The International Alliance of Theatrical Stage Employees (IATSE), the largest union representing behind-the-scenes workers in North America, has joined the growing number of critics expressing their disapproval of the Academy of Motion Picture Arts and Sciences’ decision to pre-record eight craft categories at the Oscars.
The eight categories to be aired retroactively as part of the awards broadcast on March 27 include film editing, make-up and hairstyling, production design, animated short and sound.

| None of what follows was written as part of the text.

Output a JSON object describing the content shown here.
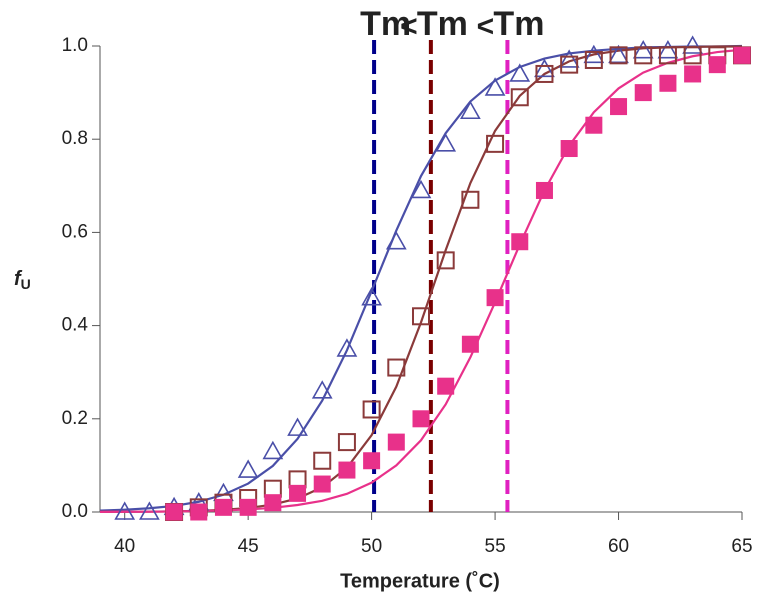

The statement released by IATSE President Matthew Loeb said, “By the nature of our jobs, behind the scenes, workers get little recognition as is, despite being the backbone of every production. The Academy Awards has been virtually the only venue where the very best on and off the big screen, above and below the line gather to honor each other’s incredible contributions through their crafts, inspiring millions who tune into the TV Broadcast in the process. We believe a deviation for some crafts and categories but not others is detrimental to this fundamental purpose. While the Academy made accommodations to include these categories in the broadcast, our position remains that the awards should put all the positions that make pictures possible on equal footing. If the winners walk away with the same trophy, then the winners deserve the same recognition. I urge the Academy to reconsider.”
Last month, it was announced that in efforts to create a more television-friendly broadcast, the Academy would not present every category live on air. Instead, it would hand the awards out an hour before the live telecast and weave them into the broadcast.
During an interview with Variety, Will Packer, who is producing the telecast this year, stood by the call, saying, “I think it was the right decision. We have to understand that the Academy Awards show as we know it is at an inflection point. The next coming years, especially this year, are going to be a harbinger for what this show will become.”
However, the reaction to the Oscars’ new format was met with strong reactions from the industry. Additionally, Guillermo Del Toro and Jane Campion have both spoken out about the decision.
In Variety’s special Artisans report, former winners and current nominees joined senior artisans editor Jazz Tangcay to express the shared sentiment that their work wasn’t feeling as valued. Tangcay was joined by Randy Thom; editor Myron Kerstein, nominated this year for “Tick, Tick … Boom!”; hair department head Mia Neal, an Oscar winner for 2020’s “Ma Rainey’s Black Bottom”; editor and composer John Ottman, who won for editing for 2019’s “Bohemian Rhapsody”; and director Ben Proudfoot, nominated for documentary short subject for “The Queen of Basketball.”
“What offends me is that somebody in the Academy would claim to or imply that they know which crafts are more important and more deserving of respect than time than other crafts,” said Thom.